### Loading the Prot2Vec Model and Dataset

In [16]:
import pandas as pd
import numpy as np
from gensim.models import Word2Vec

In [17]:
prot2vec = Word2Vec.load("prot2vec.model")

In [18]:
df = pd.read_csv("Downloads/CPI_Data.csv")

df.head()

Unnamed: 0,SMILES,Protein Sequence,Target Name,Binding Label,3-gram tokens,SMILES Tokens,Molecular Graph
0,Fc1ccc2nc3CCCCc3c(NCCCCCC(=O)NCCc3c[nH]c4ccccc...,MRPPQCLLHTPSLASPLLLLLLWLLGGGVGAEGREDAELLVTVRGG...,Acetylcholinesterase,1,"['MRP', 'RPP', 'PPQ', 'PQC', 'QCL', 'CLL', 'LL...","['F', 'c', '1', 'c', 'c', 'c', '2', 'n', 'c', ...",{'mol': <rdkit.Chem.rdchem.Mol object at 0x000...
1,COc1ccc2[nH]cc(CCNC(=O)CCCCCNc3c4CCCCc4nc4cccc...,MRPPQCLLHTPSLASPLLLLLLWLLGGGVGAEGREDAELLVTVRGG...,Acetylcholinesterase,1,"['MRP', 'RPP', 'PPQ', 'PQC', 'QCL', 'CLL', 'LL...","['C', 'O', 'c', '1', 'c', 'c', 'c', '2', '[nH]...",{'mol': <rdkit.Chem.rdchem.Mol object at 0x000...
2,S=C(CCCCCCCNc1c2CCCCc2nc2ccccc12)NCCc1c[nH]c2c...,MRPPQCLLHTPSLASPLLLLLLWLLGGGVGAEGREDAELLVTVRGG...,Acetylcholinesterase,1,"['MRP', 'RPP', 'PPQ', 'PQC', 'QCL', 'CLL', 'LL...","['S', '=', 'C', '(', 'C', 'C', 'C', 'C', 'C', ...",{'mol': <rdkit.Chem.rdchem.Mol object at 0x000...
3,Clc1cc(Cl)c2c(NCCCCCCC(=O)NCCc3c[nH]c4ccccc34)...,MRPPQCLLHTPSLASPLLLLLLWLLGGGVGAEGREDAELLVTVRGG...,Acetylcholinesterase,1,"['MRP', 'RPP', 'PPQ', 'PQC', 'QCL', 'CLL', 'LL...","['Cl', 'c', '1', 'c', 'c', '(', 'Cl', ')', 'c'...",{'mol': <rdkit.Chem.rdchem.Mol object at 0x000...
4,O=C(CCCCCCNc1c2CCCCc2nc2ccccc12)NCCc1c[nH]c2cc...,MRPPQCLLHTPSLASPLLLLLLWLLGGGVGAEGREDAELLVTVRGG...,Acetylcholinesterase,1,"['MRP', 'RPP', 'PPQ', 'PQC', 'QCL', 'CLL', 'LL...","['O', '=', 'C', '(', 'C', 'C', 'C', 'C', 'C', ...",{'mol': <rdkit.Chem.rdchem.Mol object at 0x000...
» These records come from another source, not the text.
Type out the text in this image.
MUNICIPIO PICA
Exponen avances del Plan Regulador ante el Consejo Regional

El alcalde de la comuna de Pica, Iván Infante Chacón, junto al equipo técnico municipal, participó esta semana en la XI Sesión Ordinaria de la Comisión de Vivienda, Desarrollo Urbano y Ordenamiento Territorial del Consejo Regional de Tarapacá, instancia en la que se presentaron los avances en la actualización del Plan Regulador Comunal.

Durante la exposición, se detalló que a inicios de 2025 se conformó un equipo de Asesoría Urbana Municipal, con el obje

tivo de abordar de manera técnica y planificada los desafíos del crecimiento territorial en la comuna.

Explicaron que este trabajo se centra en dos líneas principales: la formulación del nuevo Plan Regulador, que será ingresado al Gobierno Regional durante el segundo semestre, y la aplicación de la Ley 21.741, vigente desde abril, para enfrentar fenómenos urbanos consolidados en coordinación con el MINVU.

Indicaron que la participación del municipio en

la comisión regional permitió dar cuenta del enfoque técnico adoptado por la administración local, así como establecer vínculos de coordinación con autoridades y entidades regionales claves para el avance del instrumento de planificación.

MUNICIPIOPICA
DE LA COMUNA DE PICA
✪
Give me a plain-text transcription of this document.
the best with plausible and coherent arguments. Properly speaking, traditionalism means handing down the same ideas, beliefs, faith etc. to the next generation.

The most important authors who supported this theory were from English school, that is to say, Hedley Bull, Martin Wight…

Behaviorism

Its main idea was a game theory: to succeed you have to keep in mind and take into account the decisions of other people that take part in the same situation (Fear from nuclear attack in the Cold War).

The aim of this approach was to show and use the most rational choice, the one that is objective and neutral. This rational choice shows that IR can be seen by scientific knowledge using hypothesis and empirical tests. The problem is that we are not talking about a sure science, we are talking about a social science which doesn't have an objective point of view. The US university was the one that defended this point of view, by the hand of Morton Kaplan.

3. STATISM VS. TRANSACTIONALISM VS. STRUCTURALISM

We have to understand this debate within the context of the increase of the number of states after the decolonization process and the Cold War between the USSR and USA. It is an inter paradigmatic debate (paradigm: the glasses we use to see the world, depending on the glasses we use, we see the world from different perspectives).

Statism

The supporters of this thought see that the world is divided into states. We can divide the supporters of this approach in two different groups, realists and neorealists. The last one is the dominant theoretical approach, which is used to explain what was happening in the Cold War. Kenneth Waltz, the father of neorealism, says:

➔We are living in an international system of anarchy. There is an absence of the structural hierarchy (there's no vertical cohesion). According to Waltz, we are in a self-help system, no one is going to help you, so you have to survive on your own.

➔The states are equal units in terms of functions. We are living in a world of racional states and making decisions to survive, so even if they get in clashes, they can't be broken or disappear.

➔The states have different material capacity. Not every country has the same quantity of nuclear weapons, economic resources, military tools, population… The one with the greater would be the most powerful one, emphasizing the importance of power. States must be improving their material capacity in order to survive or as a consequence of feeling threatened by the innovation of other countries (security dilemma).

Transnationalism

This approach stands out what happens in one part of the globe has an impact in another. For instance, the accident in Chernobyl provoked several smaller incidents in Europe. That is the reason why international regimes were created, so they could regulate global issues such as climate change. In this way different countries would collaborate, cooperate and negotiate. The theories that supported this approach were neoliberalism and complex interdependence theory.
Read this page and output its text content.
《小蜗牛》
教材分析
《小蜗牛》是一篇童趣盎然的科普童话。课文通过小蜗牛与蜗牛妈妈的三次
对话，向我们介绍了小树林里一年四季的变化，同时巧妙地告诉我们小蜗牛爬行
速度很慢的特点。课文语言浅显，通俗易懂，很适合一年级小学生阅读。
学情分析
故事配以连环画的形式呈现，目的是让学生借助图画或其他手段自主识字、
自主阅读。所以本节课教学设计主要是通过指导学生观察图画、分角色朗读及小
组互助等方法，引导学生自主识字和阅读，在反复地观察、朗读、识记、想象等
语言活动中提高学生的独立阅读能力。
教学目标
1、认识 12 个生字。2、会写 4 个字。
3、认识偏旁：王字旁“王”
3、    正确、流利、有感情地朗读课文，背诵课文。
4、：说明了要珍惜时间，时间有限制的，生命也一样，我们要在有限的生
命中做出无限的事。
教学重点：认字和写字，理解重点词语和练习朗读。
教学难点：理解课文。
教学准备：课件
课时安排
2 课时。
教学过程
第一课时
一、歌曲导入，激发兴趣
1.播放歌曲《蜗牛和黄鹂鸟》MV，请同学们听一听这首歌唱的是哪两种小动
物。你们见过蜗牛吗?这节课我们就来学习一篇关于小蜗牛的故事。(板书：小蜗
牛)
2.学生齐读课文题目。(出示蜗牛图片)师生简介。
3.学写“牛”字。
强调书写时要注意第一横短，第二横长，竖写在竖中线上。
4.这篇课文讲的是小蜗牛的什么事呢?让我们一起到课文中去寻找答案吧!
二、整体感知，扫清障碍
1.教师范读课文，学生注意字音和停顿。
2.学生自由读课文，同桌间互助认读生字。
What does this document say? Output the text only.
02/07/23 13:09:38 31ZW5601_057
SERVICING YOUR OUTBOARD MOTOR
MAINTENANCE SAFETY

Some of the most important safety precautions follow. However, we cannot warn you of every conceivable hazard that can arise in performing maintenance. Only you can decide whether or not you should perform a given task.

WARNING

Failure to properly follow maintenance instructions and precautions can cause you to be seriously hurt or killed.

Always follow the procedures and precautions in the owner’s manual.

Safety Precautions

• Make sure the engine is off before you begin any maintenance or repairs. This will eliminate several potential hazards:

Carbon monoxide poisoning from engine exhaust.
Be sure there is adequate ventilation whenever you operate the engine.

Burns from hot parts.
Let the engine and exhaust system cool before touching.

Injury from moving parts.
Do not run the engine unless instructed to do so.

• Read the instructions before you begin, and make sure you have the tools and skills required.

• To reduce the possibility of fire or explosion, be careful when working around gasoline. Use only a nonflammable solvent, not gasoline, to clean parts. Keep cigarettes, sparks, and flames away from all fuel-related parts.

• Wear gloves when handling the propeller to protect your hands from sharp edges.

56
**parse_3grams(x):** This converts the string representation of our 3-gram lists back into actual Python lists.

**grams_to_prot2vec(...):** This  looks up each 3-gram in our Prot2Vec "dictionary" and gets its vector. It then takes the mean (average) of all vectors in a sequence to create one single, fixed-length representation for the whole protein.

In [19]:
import ast

def parse_3grams(x):
    return ast.literal_eval(x)

In [20]:
def grams_to_prot2vec(grams, model):
    vectors = [model.wv[g] for g in grams if g in model.wv]
    if len(vectors) == 0:
        return np.zeros(model.vector_size)
    return np.mean(vectors, axis=0)

In [21]:
protein_vectors = np.vstack(
    df["3-gram tokens"]
      .apply(parse_3grams)
      .apply(lambda g: grams_to_prot2vec(g, prot2vec))
)

**prot_cols:** We name each of the columns (e.g., prot2vec_0, prot2vec_1, etc.) based on the vector size we defined earlier.

**pd.DataFrame(...):** This puts our protein vectors into a table format that matches our original dataset.

In [22]:
prot_cols = [f"prot2vec_{i}" for i in range(prot2vec.vector_size)]
prot_df = pd.DataFrame(protein_vectors, columns=prot_cols)

Organizing the data this way makes it easy to "fuse" these protein features with the compound features (from MolBERT and GAT) during the training of the final Mnemosyne model.

In [24]:
prot_df.to_csv("Prot2Vec.csv", index=False)

Finally, we save the extracted features to a CSV file named Prot2Vec.csv.